Energy is always dealt in changes. In your extraction "by virtue of it's position relative to the other" it also means that energy is changed(lost or gained) when an object shifts it's orientation relative to the others. In the center of the earth the GRAVITATIONAL potential energy is at the lowest but whether it's zero or a million is up to you. What ever value you assign wouldn't change your calculations because you are calculating a change. In my studies it's common practice to assign a 'zero potential level' beforehand. That is if you are not using calculus. Consider this. You throw a ball up from a negligible height from the surface of the earth. And if you assign the value of zero to the energy at the initial point then when it's at a height of h from the starting point then it has gained a potential of mgh (again roughly)(let m be the mass of the ball.) But when you assign a value to the initial position then you will get a different value for the potential at an h height but the difference will still be the same. That is what actually counts.

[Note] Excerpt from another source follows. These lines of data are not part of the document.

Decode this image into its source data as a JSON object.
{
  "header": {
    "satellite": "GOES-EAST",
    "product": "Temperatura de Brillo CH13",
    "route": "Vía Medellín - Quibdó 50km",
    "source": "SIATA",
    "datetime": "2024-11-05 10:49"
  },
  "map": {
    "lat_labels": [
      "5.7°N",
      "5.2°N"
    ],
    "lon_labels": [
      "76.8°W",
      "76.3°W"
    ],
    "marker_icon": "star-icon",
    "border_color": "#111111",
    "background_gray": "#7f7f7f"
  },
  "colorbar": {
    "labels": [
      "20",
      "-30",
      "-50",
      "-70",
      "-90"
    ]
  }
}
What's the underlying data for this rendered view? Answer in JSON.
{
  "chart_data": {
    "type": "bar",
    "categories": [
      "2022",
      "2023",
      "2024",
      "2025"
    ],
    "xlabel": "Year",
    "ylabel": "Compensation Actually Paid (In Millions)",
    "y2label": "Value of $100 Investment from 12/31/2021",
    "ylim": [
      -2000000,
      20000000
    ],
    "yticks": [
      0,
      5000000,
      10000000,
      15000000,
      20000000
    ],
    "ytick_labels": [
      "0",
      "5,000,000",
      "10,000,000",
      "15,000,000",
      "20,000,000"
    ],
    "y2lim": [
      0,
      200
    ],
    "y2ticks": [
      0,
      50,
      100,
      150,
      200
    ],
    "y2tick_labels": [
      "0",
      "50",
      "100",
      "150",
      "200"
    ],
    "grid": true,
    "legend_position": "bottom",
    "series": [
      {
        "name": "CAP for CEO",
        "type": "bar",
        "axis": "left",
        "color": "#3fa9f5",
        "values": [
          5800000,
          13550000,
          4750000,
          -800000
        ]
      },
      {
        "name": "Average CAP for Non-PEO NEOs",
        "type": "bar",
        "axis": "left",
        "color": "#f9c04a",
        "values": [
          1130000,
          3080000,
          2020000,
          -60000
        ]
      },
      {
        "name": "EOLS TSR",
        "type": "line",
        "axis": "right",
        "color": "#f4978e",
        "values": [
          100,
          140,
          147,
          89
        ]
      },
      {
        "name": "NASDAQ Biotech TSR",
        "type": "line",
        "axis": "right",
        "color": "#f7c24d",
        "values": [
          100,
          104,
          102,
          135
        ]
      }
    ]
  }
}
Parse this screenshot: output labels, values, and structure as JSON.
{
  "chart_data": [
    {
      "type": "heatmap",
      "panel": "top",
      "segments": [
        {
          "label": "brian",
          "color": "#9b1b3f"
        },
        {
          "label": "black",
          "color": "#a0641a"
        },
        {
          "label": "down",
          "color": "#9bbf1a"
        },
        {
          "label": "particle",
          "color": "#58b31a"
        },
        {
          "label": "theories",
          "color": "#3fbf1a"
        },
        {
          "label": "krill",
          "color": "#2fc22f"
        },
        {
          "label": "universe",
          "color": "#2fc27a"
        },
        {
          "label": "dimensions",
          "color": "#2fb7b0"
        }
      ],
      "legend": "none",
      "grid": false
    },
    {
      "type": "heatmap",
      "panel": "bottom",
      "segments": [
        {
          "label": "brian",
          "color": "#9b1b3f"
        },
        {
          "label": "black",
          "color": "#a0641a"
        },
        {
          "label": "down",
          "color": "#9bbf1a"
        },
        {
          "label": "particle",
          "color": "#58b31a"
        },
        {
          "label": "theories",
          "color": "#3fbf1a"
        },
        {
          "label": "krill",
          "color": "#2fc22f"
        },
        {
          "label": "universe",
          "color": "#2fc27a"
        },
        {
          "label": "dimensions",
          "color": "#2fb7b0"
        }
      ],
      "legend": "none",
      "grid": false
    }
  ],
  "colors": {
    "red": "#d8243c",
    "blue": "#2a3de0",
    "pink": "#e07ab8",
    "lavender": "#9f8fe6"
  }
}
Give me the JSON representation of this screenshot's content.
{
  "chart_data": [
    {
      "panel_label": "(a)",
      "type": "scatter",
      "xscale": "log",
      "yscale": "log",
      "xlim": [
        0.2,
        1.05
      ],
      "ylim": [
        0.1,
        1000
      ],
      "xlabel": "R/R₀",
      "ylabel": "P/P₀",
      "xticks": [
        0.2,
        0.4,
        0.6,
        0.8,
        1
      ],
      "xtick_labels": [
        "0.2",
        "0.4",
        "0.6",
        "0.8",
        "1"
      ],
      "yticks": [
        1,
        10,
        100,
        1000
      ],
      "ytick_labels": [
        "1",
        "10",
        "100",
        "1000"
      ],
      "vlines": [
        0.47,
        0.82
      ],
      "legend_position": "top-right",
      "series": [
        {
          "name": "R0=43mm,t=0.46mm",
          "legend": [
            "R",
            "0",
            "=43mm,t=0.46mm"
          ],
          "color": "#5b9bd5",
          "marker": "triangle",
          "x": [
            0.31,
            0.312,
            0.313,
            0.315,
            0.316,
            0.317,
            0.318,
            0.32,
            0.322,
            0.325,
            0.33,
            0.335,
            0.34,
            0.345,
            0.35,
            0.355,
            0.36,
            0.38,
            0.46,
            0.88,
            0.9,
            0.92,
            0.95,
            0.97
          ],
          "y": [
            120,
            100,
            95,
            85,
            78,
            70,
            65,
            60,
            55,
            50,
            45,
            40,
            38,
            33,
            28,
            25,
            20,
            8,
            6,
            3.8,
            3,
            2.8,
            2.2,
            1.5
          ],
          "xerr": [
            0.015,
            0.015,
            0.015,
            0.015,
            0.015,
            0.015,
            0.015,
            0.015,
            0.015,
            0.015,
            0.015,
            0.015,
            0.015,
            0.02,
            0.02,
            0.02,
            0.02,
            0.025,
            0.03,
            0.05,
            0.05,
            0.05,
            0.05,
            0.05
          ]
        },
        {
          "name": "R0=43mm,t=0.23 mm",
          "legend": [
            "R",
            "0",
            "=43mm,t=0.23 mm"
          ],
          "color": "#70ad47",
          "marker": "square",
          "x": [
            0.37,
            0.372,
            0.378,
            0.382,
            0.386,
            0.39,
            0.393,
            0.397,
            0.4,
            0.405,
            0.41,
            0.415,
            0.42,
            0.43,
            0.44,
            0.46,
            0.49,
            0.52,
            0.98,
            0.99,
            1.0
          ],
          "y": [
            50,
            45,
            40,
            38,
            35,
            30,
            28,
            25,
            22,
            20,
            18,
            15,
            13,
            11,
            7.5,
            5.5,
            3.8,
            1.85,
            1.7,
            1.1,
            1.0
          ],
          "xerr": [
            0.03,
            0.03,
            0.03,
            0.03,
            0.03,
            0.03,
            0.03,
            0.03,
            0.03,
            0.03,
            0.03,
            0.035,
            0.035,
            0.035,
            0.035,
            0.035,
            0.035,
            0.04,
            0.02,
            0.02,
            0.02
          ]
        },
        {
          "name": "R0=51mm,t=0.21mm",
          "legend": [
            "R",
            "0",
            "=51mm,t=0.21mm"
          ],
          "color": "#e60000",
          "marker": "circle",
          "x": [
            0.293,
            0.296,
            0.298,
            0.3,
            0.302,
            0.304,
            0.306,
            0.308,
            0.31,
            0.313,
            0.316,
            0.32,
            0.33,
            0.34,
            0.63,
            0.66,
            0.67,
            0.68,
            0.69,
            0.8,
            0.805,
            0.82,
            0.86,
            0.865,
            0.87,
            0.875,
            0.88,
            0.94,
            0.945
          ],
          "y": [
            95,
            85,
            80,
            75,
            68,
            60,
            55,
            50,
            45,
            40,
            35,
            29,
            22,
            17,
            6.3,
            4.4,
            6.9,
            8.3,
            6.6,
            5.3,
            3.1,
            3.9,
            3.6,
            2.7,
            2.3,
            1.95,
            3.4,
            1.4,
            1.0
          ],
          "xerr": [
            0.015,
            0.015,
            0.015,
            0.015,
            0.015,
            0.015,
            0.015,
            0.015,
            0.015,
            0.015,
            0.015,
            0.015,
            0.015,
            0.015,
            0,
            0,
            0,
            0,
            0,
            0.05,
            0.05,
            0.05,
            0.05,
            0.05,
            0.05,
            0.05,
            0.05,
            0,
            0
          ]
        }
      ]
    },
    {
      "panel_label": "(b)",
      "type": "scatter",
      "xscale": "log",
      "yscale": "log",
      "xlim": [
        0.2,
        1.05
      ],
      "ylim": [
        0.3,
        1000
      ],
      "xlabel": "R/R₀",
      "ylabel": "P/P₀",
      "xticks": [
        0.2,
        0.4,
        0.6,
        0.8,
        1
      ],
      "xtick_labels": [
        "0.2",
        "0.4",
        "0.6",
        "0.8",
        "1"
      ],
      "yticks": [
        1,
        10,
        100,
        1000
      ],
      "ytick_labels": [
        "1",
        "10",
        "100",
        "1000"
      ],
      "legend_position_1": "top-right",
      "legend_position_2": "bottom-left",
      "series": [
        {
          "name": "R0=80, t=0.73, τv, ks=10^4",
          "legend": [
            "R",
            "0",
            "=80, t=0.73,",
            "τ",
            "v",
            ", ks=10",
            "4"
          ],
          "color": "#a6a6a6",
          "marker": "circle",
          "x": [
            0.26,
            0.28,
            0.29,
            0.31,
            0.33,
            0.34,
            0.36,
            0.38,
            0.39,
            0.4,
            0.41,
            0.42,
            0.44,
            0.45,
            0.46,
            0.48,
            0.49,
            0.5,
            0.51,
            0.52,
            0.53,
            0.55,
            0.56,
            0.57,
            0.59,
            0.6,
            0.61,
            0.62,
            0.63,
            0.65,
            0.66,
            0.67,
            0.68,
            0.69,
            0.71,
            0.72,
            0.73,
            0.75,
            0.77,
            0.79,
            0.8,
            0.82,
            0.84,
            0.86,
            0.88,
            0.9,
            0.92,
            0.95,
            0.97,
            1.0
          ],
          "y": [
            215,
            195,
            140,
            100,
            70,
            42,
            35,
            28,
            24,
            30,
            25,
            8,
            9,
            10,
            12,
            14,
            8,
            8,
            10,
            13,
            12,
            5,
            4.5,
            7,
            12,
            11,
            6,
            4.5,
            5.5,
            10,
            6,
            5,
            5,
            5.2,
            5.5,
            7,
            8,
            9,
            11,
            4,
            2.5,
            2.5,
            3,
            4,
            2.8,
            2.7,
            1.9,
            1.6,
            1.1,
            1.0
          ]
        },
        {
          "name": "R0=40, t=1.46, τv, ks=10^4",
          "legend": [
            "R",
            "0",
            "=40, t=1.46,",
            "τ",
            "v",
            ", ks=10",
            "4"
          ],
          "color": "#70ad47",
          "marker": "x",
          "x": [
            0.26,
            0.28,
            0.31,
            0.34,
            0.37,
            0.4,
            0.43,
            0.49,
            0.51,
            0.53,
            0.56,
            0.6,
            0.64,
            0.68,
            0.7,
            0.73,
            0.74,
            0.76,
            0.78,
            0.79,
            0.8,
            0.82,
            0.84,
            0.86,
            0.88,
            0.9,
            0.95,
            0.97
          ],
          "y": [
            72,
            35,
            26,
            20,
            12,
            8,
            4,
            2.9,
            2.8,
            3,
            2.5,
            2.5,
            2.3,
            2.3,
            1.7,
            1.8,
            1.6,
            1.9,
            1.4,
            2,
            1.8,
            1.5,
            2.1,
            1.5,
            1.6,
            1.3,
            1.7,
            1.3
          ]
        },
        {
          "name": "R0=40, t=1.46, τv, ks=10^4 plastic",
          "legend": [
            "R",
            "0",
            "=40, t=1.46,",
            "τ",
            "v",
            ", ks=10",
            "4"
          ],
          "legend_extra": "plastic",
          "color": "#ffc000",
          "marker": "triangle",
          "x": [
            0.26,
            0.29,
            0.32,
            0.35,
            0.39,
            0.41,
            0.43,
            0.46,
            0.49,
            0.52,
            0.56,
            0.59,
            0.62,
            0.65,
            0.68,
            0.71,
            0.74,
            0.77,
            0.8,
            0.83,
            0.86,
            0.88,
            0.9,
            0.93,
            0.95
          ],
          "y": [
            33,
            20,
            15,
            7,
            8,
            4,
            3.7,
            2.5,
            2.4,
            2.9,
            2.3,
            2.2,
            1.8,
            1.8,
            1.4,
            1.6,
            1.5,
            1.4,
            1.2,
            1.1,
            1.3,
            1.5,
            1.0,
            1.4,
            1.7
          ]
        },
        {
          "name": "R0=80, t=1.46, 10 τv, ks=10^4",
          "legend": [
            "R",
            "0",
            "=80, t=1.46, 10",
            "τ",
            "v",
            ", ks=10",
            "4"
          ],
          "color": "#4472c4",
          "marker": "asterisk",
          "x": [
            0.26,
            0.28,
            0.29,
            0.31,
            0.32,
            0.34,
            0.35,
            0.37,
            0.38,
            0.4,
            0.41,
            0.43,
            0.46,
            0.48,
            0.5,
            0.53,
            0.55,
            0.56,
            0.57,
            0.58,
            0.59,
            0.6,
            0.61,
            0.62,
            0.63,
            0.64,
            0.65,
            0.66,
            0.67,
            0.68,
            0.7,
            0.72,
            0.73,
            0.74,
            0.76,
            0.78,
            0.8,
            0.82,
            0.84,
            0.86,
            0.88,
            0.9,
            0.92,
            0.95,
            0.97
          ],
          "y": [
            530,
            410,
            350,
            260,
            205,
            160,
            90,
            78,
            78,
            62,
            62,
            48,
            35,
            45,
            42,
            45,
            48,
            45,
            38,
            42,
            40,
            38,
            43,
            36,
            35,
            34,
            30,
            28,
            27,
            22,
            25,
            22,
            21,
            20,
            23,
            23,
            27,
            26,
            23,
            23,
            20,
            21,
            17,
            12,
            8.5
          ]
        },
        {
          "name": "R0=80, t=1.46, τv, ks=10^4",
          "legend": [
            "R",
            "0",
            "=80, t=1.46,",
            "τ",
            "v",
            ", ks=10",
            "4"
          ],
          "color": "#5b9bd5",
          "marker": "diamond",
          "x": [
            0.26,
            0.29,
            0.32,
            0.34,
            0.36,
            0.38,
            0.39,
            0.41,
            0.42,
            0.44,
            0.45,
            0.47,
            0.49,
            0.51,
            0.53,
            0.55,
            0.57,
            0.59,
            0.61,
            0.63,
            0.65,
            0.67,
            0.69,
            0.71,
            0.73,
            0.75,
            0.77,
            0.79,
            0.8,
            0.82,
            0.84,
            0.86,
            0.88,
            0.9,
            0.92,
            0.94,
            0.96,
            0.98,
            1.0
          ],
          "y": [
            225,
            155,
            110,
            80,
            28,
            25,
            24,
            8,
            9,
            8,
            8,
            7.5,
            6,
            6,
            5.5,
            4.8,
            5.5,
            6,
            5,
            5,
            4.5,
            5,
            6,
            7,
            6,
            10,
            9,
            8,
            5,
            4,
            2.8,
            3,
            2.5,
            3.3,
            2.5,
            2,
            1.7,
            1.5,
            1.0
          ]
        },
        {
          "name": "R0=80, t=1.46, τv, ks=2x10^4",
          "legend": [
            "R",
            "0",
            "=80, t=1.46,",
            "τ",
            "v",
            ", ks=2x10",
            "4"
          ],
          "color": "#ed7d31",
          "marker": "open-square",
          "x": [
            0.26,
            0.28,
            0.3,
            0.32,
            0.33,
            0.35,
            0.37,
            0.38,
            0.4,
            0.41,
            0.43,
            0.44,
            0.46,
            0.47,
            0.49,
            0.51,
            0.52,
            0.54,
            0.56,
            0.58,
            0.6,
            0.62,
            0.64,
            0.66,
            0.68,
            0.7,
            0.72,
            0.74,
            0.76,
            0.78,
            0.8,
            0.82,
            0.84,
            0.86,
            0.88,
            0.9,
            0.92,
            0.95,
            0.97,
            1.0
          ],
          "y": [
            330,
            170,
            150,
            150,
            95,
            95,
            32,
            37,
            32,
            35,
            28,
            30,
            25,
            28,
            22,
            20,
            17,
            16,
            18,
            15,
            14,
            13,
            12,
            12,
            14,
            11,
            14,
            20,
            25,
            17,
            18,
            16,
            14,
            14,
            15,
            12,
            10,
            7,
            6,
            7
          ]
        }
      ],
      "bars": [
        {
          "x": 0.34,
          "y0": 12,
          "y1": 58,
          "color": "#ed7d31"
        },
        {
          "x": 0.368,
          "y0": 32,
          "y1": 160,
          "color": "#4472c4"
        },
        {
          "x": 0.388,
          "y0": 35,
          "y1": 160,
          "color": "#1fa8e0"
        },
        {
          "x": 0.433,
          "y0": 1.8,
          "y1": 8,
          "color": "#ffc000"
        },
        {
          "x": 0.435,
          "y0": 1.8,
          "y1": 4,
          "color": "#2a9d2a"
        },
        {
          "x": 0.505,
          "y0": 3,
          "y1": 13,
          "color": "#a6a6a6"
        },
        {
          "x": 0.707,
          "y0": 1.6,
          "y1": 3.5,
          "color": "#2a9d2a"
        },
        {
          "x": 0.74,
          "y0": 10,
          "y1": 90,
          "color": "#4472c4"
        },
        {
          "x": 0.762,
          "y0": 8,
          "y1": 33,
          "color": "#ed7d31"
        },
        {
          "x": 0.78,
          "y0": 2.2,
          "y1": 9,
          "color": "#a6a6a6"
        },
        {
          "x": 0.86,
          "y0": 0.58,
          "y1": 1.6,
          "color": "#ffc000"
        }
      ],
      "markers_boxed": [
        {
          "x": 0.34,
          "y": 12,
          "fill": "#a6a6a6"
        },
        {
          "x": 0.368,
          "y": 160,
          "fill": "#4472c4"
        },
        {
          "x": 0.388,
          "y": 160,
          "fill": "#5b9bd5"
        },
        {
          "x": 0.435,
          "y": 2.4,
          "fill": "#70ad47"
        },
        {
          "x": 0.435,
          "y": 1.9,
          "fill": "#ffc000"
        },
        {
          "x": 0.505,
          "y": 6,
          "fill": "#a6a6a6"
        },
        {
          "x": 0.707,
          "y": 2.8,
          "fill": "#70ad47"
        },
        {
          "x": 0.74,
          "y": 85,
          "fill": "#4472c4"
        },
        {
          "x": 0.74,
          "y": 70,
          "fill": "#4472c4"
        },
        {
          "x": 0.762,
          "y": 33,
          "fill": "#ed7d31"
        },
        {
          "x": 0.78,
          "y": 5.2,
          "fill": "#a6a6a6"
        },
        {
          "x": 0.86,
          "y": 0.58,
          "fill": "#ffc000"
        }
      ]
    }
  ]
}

In Newtonian gravity the potential energy is given as
$U=-GMm/r$
for objects near the earth the acceleration of gravity g can be considered to be approximately constant and the expression for potential energy relative to the Earth's surface becomes
$U=mgh$
where h is the height above the surface and g is the surface value of the acceleration of gravity.
So one has to be clear of the frame of reference, to which potential energy is defined.
You ask:
I think that potential energy is caused by gravity because of its position and distance from the surface of the earth, so will you have no potential energy if you were at the core?
This is true when r, the radius from the center of mass , is smaller than R the radius of earth. It is not true when r is smaller than R.
There exists the shell theorem, which proves that there is no gravitational potential within a mass shell:
So it is only the mass of the sphere smaller than r that affects the acceleration: and the g in $U=mgh$ is effectively variable, becoming zero at the center.
Consider a tube going through a diameter of the earth and a person from the surface falls. What is the potential energy as a function of r? Lets see the acceleration on the falling mass:
Your initial acceleration would be the surface acceleration of gravity
but the acceleration would be progressively smaller as you approached the center. Your weight would be zero as you flew through the center of the Earth.
$g_eff$ is zero at the centero of the earth and thus the potential energy at the center is zero,
As the mass passes through the center there is zero mass there to have an effective attraction that will create potential energy, so at the center the potential energy is zero. It has become kinetic energy that will bring the particle to the surface on the other side, in the oscillation calculated in the link given.